O som alto abafou o celular, não ouvi mais nada, fiquei surdo. Quebrei o celular na parede. Ela não dizia nada. Acostumara-se aos meus devaneios. Tomei um táxi para Madureira bairro da zona norte carioca. Ali sobrevivi àquela noite. Dei-lhe um soco na cara. Seguraram-me a tempo, ia matá-la. Sentei numa barraquinha, acendi um cigarro, pedi uma cerveja e ali falei o que queria pra mim mesmo. Sozinho, comecei a falar, todos olhavam, “esse é maluco”. Pus a reparar em mim, no que havia lido nas cartas, o meu futuro. Era isso... O meu futuro queria ir mais adiante, alargava-se de mim como se as coisas pudessem simplesmente ser por elas próprias. Detesto surpresas que não estão no escript.
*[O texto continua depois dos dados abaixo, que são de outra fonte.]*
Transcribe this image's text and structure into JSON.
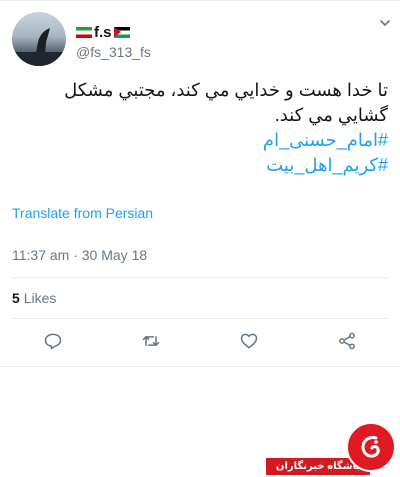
{
  "user": {
    "display_name": "f.s",
    "handle": "@fs_313_fs"
  },
  "tweet": {
    "lines": [
      "تا خدا هست و خدايي مي كند، مجتبي مشكل",
      "گشايي مي كند."
    ],
    "hashtags": [
      "#امام_حسنی_ام",
      "#کریم_اهل_بیت"
    ],
    "translate_label": "Translate from Persian",
    "timestamp": "11:37 am · 30 May 18"
  },
  "stats": {
    "likes_count": "5",
    "likes_label": "Likes"
  },
  "icons": {
    "reply": "reply-icon",
    "retweet": "retweet-icon",
    "like": "heart-icon",
    "share": "share-icon",
    "more": "chevron-down-icon"
  },
  "watermark": {
    "text": "باشگاه خبرنگاران"
  },
  "colors": {
    "link": "#1da1f2",
    "secondary": "#657786",
    "watermark_red": "#d31a21"
  }
}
Em Madureira o meu desespero era percebido no rosto das pessoas, seguiam-me pelos trilhos dos trens. Uma enorme imensidão me acometeu, detesto mentiras, ela havia mentido para mim. Uma máscara sem olhos... As palavras que a minha mente havia me dito com as cartas agora faziam sentido em minha cabeça, então comecei a fingir, mas as cartas me vinham à mente, riam de mim. A crueldade do destino emborca saliva. Uma boca sem dentes alisa a minha madrugada, “os peixes não vieram do mar” dizia uma voz ao longe, “estão congelados!!” e o frio tornando o meu corpo presente. A crueldade dela foi jogar enquanto eu estava inteiro na relação, se ao menos o nosso sexo fosse medíocre, mas era êxtase a sucumbir a estratosfera. As cores fugiam em bloco, sobravam apenas o branco com sua nitidez vulgar de pensar que podia mais que as outras cores. Sei que havia me descontrolado, mas foi o meu inconsciente que me transformou quando eu ainda dormia. Por falar sozinho fui criando coisas em minha cabeça, fantasias que dessem conta daquilo que havia preparado para mim mesmo. As cartas falavam de coisas que eu mesmo falava pra mim. Mas como isso é possível? Sempre falei sozinho. Sempre me senti só, infelizmente só a vagar sem direção pela estrada da dor. Meu corpo dorme sem aflição diante de tudo aquilo. A vida sem programação é um eterno ensaio pro não, pras dúvidas. Eu pensei que podia controlar o futuro mas ele escorregou sem dizer adeus.